The identity landscape is beginning to evolve at breakneck speed. With new financial legislation set to introduce plethora of commercial opportunities yet potentially create a number of challenges, demand for high-security authentication is growing rapidly across the board.

At Mobile World Congress 2017, experts from the mobile, payment and government sectors convened at an industry seminar designed to form a consensus on associated challenges and solutions. Central the debate was the degree to which the interoperable digital identity solution, Mobile Connect, can address this burgeoning demand, as well its particular suitability for use in conjunction with emerging technologies such as biometrics and blockchain.

According to Nets Senior Vice President Sirpa Nordlund, the market’s current fragmented approach to identity was unsustainable – sooner or later collaboration would be needed to provide an effective opposition to fraud. Here, legislation such as the EU’s PSD2, which mandates the use of two factor authentication, for example, can be a useful benchmark for service providers across the globe.

As emphasised by David Rennie – Industry Engagement Lead at the UK Digital Cabinet Office –  collaboration is the clear way forward, and the panel were unanimous in their assertion that trust is of the utmost importance. As Rennie identified, Mobile Connect is uniquely placed to establish this trust by virtue of being compliant with regulations such as PSD2 and operators’ increasing involvement with so many verticals.

For Rennie, the internet’s lack of built-in identity ‘layer’ was finally reaching the critical point where fraud threatened to stunt commerce.  The panel agreed that the issue of identity had never more been more importance at any time in history and that we are in fact over reliant on outdated passport technology for identity verification services.

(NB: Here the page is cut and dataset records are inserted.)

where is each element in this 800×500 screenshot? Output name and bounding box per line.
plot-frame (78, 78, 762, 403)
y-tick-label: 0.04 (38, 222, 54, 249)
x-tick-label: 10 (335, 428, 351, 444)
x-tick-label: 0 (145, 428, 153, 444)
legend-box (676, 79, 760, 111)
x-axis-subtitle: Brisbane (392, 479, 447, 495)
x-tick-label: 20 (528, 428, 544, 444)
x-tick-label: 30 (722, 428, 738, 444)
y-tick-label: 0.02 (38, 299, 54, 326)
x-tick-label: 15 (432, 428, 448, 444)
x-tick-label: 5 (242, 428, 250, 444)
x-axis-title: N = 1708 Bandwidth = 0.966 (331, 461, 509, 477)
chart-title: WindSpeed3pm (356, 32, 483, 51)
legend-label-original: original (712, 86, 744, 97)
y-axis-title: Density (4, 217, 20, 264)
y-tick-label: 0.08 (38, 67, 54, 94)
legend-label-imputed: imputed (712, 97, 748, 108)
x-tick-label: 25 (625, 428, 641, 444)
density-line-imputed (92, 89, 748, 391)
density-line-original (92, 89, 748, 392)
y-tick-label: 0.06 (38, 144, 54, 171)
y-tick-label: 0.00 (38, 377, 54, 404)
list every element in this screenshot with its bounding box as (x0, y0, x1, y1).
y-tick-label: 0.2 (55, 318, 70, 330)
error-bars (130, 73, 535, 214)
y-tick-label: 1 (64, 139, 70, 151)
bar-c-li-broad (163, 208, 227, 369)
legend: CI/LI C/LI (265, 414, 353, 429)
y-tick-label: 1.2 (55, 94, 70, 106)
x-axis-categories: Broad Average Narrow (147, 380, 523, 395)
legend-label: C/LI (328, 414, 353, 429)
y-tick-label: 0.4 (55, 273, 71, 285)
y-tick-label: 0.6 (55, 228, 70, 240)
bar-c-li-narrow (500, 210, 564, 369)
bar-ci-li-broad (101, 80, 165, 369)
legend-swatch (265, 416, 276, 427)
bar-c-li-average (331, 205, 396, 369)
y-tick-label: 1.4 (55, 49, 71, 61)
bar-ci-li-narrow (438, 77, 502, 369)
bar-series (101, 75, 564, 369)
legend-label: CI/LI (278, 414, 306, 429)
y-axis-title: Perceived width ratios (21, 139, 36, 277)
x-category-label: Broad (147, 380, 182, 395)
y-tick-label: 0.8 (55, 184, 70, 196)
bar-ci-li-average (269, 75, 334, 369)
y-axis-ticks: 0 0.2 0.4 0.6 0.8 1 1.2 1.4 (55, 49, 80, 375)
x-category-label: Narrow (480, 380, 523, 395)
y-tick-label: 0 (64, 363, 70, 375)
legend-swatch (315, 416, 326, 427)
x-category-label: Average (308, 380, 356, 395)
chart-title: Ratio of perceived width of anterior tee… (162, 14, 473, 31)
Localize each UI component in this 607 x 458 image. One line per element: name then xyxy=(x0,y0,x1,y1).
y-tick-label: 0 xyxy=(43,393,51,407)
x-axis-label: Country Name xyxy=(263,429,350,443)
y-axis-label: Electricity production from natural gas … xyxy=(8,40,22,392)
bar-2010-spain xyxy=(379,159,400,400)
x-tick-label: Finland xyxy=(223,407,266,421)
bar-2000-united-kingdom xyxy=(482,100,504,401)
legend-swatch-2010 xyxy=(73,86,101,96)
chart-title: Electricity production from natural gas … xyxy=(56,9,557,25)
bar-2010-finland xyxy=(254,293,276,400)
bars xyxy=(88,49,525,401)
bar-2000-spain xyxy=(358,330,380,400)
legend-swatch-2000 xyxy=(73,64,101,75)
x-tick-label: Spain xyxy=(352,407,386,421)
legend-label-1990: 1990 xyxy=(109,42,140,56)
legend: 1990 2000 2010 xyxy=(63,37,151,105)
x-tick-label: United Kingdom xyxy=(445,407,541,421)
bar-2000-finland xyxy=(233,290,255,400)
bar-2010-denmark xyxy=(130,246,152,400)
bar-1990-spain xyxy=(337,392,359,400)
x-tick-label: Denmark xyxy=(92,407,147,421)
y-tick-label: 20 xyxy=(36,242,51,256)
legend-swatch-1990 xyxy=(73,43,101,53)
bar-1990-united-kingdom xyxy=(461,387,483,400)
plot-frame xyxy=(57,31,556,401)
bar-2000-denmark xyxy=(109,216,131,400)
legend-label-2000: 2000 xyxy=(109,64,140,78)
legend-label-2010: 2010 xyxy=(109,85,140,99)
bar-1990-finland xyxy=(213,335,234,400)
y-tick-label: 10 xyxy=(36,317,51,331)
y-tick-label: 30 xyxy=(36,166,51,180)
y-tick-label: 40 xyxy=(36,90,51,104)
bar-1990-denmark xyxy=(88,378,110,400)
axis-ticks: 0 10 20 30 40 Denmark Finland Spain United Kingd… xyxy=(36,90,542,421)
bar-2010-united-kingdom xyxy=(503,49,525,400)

Ideally, identity solutions need to become convenient and secure enough to the point where they are barely perceptible. It was Andrea Servida – Acting Director of the European Commission’s Trust and Cyber Security Digital Society – that highlighted the curiously paradoxical nature of the identity landscape; that as its evolution continues and authentication technologies continue to advance, identity itself will become less and less relevant. As Sirpa Nordlund put it: “the “future of identity is mobile, invisible and seamless”.

The seminar’s second half examined various ways in which Mobile Connect can be used to support future high-security trends, with particular focus upon biometrics and blockchain technology. Marcus Dormanns, Senior Director at the GSMA, examined the particular characteristics of Mobile Connect that enable it to provision the highest levels of security across multiple use cases. As Dormanns pointed out, different use cases demand both different levels of security and different means of attaining it; Mobile Connect’s architecture and compatibility across multiple dimensions enables an authentication approach tailored to the individual use case.

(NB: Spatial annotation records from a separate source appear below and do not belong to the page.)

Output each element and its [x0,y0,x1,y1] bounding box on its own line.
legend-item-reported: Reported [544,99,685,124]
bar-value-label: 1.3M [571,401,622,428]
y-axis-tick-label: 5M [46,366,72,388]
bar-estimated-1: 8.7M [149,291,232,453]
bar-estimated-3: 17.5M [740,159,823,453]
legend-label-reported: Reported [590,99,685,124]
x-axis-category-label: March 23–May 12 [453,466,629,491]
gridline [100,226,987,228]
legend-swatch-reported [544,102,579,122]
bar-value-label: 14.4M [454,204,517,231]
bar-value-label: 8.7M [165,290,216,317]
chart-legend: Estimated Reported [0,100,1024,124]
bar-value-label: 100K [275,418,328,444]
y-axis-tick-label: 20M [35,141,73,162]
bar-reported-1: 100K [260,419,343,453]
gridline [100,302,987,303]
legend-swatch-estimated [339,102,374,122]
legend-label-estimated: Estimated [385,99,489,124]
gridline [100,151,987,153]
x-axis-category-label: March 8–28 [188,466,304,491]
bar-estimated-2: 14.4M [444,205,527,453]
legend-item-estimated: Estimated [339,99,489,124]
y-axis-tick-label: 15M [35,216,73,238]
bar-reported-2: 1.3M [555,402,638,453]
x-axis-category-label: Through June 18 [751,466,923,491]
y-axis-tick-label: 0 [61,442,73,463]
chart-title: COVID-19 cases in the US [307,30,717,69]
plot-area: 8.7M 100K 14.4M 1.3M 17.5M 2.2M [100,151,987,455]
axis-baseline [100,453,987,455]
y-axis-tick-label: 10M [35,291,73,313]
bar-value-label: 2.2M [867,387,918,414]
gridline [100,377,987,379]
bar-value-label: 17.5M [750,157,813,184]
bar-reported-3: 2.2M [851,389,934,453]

Rajiv Dholakia (Vice President of Products and Business Development at Nok Nok Labs) explored the tremendous diversity of biometrics as a technology, and its value in the provision of authentication services. ShoCard Vice President of Business Development Ali Nazem provided crucial insight into the inherent security and practicality of blockchain authentication, highlighting its resistance to central database hacks, and the ability of its users to choose precisely who they share their data with.

As the GSMA’s Head of Applications and Services David Pollington explained, Mobile Connect’s global architecture seeks ultimately to empower and return control its users. Indeed – as Pollington concluded – in the future, it could be that the user decides precisely how it is that they are authenticated, and how their data is shared.